Es wurden keine kontrollierten klinischen Studien durchgeführt

Pharmakodynamik

Es wurden keine Untersuchungen zur Pharmakodynamik durchgeführt

 

Pharmakokinetik

Absorption

Es wurden keine Untersuchungen zur Absorption durchgeführt.

Metabolismus

Es wurden keine Untersuchungen zur Metabolisierung durchgeführt.

Elimination

Es wurden keine Untersuchungen zur Elimination durchgeführt.

 

Präklinische Daten

Akute und subakute Toxizität

Es wurden keine Untersuchungen zur akuten und subakuten Toxizität durchgeführt.

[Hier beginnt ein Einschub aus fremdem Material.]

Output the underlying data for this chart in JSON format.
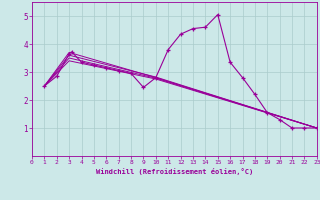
{
  "xlabel": "Windchill (Refroidissement éolien,°C)",
  "background_color": "#cce8e8",
  "grid_color": "#aacccc",
  "line_color": "#990099",
  "xlim": [
    0,
    23
  ],
  "ylim": [
    0,
    5.5
  ],
  "yticks": [
    1,
    2,
    3,
    4,
    5
  ],
  "xticks": [
    0,
    1,
    2,
    3,
    4,
    5,
    6,
    7,
    8,
    9,
    10,
    11,
    12,
    13,
    14,
    15,
    16,
    17,
    18,
    19,
    20,
    21,
    22,
    23
  ],
  "series": [
    [
      1,
      2.5
    ],
    [
      2,
      2.85
    ],
    [
      3,
      3.65
    ],
    [
      3.2,
      3.72
    ],
    [
      4,
      3.35
    ],
    [
      5,
      3.25
    ],
    [
      6,
      3.15
    ],
    [
      7,
      3.05
    ],
    [
      8,
      2.95
    ],
    [
      9,
      2.45
    ],
    [
      10,
      2.8
    ],
    [
      11,
      3.8
    ],
    [
      12,
      4.35
    ],
    [
      13,
      4.55
    ],
    [
      14,
      4.6
    ],
    [
      15,
      5.05
    ],
    [
      16,
      3.35
    ],
    [
      17,
      2.8
    ],
    [
      18,
      2.2
    ],
    [
      19,
      1.55
    ],
    [
      20,
      1.3
    ],
    [
      21,
      1.0
    ],
    [
      22,
      1.0
    ],
    [
      23,
      1.0
    ]
  ],
  "line2": [
    [
      1,
      2.5
    ],
    [
      3,
      3.7
    ],
    [
      10,
      2.8
    ],
    [
      23,
      1.0
    ]
  ],
  "line3": [
    [
      1,
      2.5
    ],
    [
      3,
      3.6
    ],
    [
      10,
      2.82
    ],
    [
      23,
      1.0
    ]
  ],
  "line4": [
    [
      1,
      2.5
    ],
    [
      3,
      3.5
    ],
    [
      10,
      2.78
    ],
    [
      23,
      1.0
    ]
  ],
  "line5": [
    [
      1,
      2.5
    ],
    [
      3,
      3.4
    ],
    [
      10,
      2.75
    ],
    [
      23,
      1.0
    ]
  ]
}
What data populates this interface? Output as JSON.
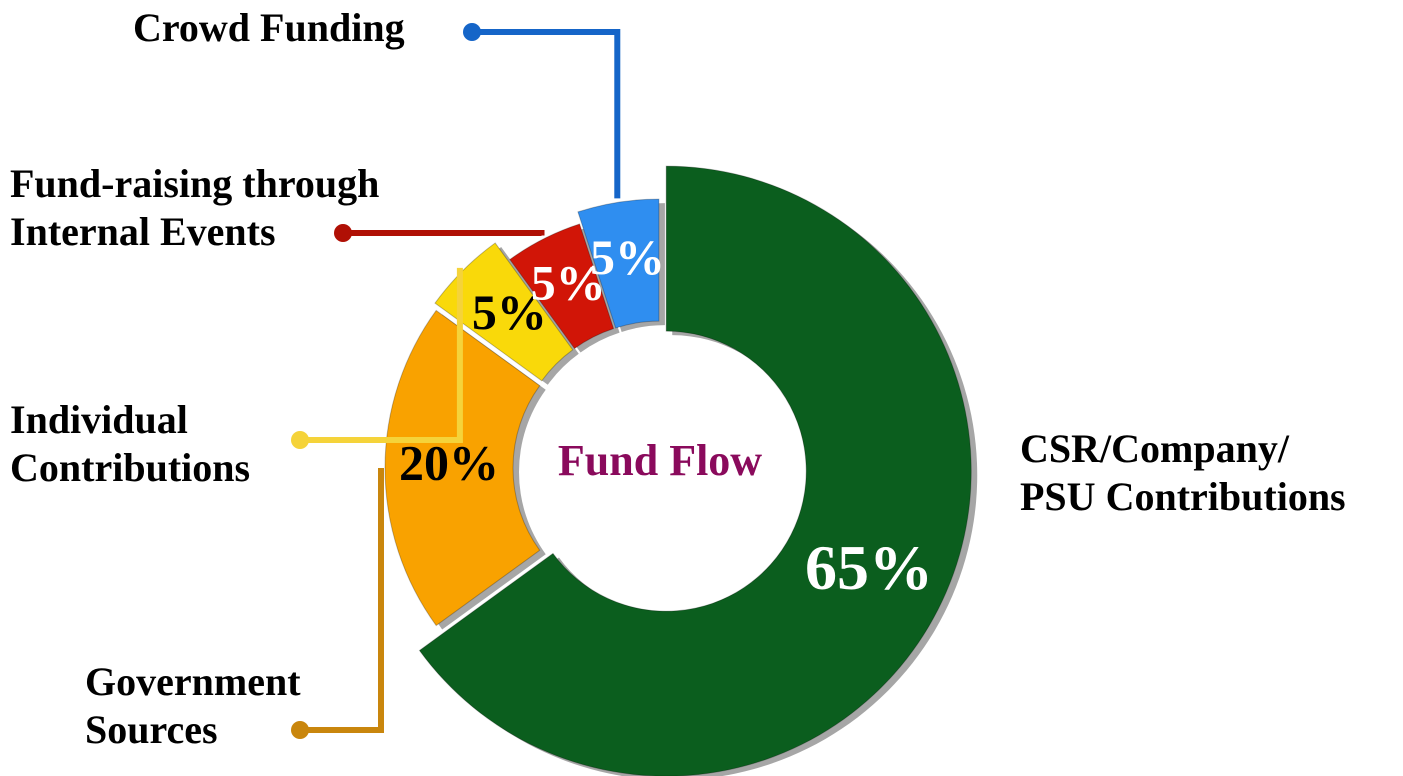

Mutagenität/ Karzinogenität:

Es wurden keine Untersuchungen bzgl. Karzinogenität durchgeführt. Die Untersuchungen zur Mutagenität zeigten kein Mutagenitätspotential.

 

Reproduktionstoxizität

Es wurden keine Untersuchungen bzgl. Reproduktionstoxizität durchgeführt.

Arbutin

Arbutin, einer der Hauptbestandteile in Bärentraubenblättern, zeigte nach subkutaner Verabreichung an Ratten bei einer Dosierung von 400 mg/kg/Tag eine maternale und fetale Toxizität. Bei der Verabreichung einer Dosierung von 100 mg/kg/Tag wurde keine reproduktionstoxische Wirkung beobachtet. Untersuchungen mit Arbutin zeigten keine Hinweise auf Genotoxizität. Kanzerogenitätsstudien wurden nicht durchgeführt.

Hydrochinon

Toxizitätstests mit Hydrochinon, dem hydrolytischen Produkt des Arbutins, ergaben Hinweise auf Genotoxizität und Karzinogenität. Bei Kurzzeitanwendung wird das Risiko durch die Aufnahme von Hydrochinon als gering betrachtet. Reproduktionstoxikologische Studien wurden nicht durchgeführt.

 

Sonstige Hinweise

Haltbarkeit: Das Arzneimittel darf nur bis zu dem auf der Packung mit „EXP“ bezeichneten Datum verwendet werden.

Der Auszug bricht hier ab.